Hey everyone, just ordered my 30x30 long mill so now working on building my table and enclosure. My two big things are ventilation and noise reduction. My garage shop borders my master bedroom so if I want to be using this at any hour I need to soundproof the crap out of it but that also presents the heat buildup question.
My idea, (wondering if anyone else has had) is to first build 2 horseshoe enclosures. each box would be lined with sound absorbing foam tiles but there would be a 3-4in gap between the boxes to allow air to freely flow in and out. The horse shoe shape would be closed off at the top by the dust collector and that way its like there are two separate voids, one for air in and one for air out.

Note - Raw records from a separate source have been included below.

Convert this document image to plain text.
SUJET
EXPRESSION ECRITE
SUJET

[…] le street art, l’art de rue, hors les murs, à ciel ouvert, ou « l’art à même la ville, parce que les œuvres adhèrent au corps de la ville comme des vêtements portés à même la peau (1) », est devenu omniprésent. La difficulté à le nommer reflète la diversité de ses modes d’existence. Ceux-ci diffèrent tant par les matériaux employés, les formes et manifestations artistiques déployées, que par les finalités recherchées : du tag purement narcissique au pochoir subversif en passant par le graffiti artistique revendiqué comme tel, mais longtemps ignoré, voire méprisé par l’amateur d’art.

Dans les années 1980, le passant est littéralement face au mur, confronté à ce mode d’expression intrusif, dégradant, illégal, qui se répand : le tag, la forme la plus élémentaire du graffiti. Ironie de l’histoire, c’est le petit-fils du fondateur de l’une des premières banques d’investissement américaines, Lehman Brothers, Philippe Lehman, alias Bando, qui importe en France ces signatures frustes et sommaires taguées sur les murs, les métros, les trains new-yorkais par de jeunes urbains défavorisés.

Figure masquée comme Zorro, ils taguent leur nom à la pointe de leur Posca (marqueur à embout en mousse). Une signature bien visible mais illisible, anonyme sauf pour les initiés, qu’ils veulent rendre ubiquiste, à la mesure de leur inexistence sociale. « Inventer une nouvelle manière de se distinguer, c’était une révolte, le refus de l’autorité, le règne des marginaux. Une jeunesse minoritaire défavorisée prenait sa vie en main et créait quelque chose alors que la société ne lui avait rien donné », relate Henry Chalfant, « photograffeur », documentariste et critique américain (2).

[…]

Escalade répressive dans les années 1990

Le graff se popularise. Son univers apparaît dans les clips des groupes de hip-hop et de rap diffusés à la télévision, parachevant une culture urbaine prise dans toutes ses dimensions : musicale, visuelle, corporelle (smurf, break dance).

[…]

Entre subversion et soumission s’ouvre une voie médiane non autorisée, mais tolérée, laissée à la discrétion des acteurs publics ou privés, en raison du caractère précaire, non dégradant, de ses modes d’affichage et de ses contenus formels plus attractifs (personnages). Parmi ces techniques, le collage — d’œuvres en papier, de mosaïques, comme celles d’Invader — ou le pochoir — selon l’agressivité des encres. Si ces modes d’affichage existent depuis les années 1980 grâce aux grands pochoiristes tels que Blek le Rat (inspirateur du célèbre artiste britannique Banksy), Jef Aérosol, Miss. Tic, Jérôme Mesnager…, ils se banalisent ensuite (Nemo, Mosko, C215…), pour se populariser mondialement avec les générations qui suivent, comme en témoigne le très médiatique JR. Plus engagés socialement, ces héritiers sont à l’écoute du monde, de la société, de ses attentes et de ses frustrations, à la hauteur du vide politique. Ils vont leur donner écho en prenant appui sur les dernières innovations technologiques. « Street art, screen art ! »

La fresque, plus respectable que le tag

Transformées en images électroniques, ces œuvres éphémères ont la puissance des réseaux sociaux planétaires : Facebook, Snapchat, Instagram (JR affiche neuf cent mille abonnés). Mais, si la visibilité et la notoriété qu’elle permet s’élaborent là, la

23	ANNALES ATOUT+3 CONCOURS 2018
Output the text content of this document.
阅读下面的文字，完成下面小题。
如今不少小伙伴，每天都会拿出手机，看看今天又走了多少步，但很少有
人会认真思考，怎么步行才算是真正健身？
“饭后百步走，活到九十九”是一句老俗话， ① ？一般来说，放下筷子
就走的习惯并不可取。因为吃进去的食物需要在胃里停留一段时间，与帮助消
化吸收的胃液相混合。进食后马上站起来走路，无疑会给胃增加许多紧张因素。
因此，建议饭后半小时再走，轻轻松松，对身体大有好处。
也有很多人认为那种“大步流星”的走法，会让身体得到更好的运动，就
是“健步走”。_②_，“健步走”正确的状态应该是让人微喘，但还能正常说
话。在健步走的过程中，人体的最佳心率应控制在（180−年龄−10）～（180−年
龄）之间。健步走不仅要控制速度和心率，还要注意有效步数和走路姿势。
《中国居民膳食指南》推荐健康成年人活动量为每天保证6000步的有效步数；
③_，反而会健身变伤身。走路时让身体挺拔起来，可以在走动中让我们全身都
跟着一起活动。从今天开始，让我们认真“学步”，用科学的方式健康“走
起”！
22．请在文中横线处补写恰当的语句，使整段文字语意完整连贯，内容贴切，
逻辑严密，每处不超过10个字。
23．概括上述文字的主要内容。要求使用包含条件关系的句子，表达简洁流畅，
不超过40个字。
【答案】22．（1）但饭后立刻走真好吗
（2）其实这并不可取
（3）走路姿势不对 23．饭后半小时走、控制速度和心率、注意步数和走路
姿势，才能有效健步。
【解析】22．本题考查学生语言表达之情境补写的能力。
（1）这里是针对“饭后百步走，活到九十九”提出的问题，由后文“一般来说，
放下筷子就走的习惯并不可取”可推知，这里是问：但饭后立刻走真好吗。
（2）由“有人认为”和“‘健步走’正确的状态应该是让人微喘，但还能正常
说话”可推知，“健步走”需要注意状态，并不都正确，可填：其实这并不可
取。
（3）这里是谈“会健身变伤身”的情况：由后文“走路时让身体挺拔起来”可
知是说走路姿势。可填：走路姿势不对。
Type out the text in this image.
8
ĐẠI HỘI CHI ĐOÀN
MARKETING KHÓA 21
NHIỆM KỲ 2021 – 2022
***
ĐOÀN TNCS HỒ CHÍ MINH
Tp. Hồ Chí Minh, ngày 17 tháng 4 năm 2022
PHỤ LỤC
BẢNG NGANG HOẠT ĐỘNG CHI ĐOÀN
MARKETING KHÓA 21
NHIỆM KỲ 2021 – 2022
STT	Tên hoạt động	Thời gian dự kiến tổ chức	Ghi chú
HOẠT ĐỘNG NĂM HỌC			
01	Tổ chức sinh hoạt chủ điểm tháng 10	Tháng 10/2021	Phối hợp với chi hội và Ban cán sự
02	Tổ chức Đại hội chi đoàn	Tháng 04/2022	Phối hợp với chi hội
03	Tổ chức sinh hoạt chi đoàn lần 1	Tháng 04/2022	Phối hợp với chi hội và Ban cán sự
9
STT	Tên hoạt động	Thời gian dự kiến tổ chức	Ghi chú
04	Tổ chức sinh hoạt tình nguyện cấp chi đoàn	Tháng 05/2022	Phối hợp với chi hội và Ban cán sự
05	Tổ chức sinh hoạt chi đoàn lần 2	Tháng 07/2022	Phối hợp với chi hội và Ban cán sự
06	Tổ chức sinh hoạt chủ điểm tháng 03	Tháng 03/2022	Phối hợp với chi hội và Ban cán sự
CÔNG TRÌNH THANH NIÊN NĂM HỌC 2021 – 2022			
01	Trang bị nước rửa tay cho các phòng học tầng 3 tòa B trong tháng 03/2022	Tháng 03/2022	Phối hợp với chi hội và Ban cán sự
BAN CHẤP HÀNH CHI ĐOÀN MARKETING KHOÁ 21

My thought process is when you add ports for ventilation you allow that noise to escape. Since the exterior ports for air in and out are on the top, but the interior ports are at the bottom, any noise that is coming out of the interior ports will first have to bounce off the sound foam multiple times in order to make it out of the port at the top, dampening the noise. Where as the air flow in that void will occur fairly easily to keep the unit from over heating.
I would then close off the front and the back with plexiglass doors (to allow tiling) etc. but the main structure would be the horse shoe shape. In my head it works but would love to know if anyone thinks im way off or the air flow wouldn’t really be that great etc.
here’s another look at the air flow / path the noise would have to travel. I would be using 4 cpu fans. two for in and two for out to get that air moving
I would also be using the foam acoustic tiles that are in the angles spikes shape. they would be positioned to not create air drag based on the direction of air flow (I know it would be minimal but hey why not factor it) but the spikes would be in the orientation for most acoustical “grab”
One thing to keep in mind is that sound waves travel in straight lines, just as light does. Perhaps, therefore, you could offset the sound-deadening panels from each other and simply leave space between them for air circulation?
As well, your vacuum hose coming in from the top will act as a means of sound propagation upwards and to the ceiling, which is what you’re wanting to limit. A baffle placed above that may mitigate this.
Where is your vacuum cleaner situated in all this, as it, too will be a sound source?
Good luck with all of this and please keep us posted once you figure it all out.
Kingston, ON, Canada
Yes that was the thought in leaving the gap between the two boxes, the sound waves would have a hard time making it all the way through the foam filled void, around 3 90 degree turns out the fan ports on the top.
Very good point with the vac at the top. I have a roof pipe system for my dust extractor, I was actually thinking last night I should just only utilize a shop vac mounted underneath instead. I would still keep a divider at the top just to keep the two voids separate to encourage good airflow but might be bringing the hose up from underneath now
here are some much better mockups better describing my though process.
in addition I decided that underneath in the back I will house my shop vac with dust cyclone (instead of using my 4in ceiling dust collector coming in from the top) to keep the noise down but adequate ventilation I did a similar floor baffle where the air and sound has to snake their way before exiting the enclosure.